Well, boy, was I wrong. Beaven came back a couple of hours later and told me they had seen one swim ashore. She wasn’t very far from the water when she started digging a hole and immediately started laying eggs—just like you see on TV.

The part that wasn’t much like TV was the local guy who snatched the eggs out of the nest as soon as she laid them. And here is the delicate part of the story, the tradeoff with the ecotourism industry in poor countries. In some ways the locals who take the eggs help keep the eggs safe, they don't wash out to sea; they incubate the eggs and insure every egg hatches into a healthy turtle. Then they sell the baby turtles to tourists to release back to the sea. Everybody is happy: the local economy gets a boost and the tourist feels good. Except that it can take up to a week between hatching and release, during which time the baby turtles swim in a circle in a tub of sea water. They are exhausted by the time they get released, not the best condition to swim into the ocean when you're just a baby.

Beaven said the mother laid about 20 eggs, all of which were taken away. She covered up what she thought was a clutch of eggs then turned around and walked back to the water and swam off.
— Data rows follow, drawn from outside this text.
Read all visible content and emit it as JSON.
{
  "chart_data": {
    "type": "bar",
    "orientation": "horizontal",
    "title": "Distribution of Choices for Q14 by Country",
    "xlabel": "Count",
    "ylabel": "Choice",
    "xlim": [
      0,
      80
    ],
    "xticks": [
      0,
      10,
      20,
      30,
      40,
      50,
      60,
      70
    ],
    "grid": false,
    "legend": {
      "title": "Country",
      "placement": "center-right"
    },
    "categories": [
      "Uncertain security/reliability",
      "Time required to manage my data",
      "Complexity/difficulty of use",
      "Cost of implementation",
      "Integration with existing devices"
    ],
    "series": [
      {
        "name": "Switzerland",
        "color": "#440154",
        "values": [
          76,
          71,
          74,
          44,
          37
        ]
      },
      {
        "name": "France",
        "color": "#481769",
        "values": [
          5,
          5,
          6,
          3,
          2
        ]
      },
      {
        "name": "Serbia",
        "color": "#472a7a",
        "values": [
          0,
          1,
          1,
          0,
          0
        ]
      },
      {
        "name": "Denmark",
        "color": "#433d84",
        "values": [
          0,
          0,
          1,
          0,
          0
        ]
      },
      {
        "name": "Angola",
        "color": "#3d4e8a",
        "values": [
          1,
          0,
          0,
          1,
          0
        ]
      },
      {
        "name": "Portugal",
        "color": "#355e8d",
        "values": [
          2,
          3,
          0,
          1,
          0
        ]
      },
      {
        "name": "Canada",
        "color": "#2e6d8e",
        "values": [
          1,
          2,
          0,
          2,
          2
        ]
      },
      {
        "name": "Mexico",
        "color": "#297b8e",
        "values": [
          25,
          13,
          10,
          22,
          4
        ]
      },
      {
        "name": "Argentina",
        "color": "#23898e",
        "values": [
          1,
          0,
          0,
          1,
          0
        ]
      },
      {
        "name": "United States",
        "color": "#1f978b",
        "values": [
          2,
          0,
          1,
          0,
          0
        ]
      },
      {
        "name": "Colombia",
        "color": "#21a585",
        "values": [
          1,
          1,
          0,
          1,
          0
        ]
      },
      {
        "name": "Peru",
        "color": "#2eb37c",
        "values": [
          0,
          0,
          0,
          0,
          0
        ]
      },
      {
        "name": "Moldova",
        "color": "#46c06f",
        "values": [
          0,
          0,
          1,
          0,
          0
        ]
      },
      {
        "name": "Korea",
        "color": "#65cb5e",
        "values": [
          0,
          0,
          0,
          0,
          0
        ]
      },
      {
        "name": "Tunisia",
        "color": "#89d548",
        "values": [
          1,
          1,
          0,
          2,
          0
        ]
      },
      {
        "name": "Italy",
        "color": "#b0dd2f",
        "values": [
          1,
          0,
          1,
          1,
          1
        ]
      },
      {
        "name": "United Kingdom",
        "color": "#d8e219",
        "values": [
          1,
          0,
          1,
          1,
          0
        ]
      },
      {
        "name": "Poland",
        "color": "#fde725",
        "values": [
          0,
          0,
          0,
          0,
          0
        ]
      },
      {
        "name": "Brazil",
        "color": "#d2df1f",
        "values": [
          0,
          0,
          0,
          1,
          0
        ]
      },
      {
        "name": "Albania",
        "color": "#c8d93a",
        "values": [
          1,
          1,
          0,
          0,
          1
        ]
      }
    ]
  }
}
That’s about the last story of our trip. We’ll see what the next week brings. We had the grandkids over for the weekend and I am now a Monopoly expert even though I get bored quickly with board games. I finally got out a calculator to figure the Return on Investment for the various properties. I always knew the closer you get to Boardwalk and Park Place, the pricier the property and the higher the rent. But what I never realized is that the cheap properties like Baltic Ave. have only a 3% ROI where Boardwalk’s is closer to 9%. I have got to get a life.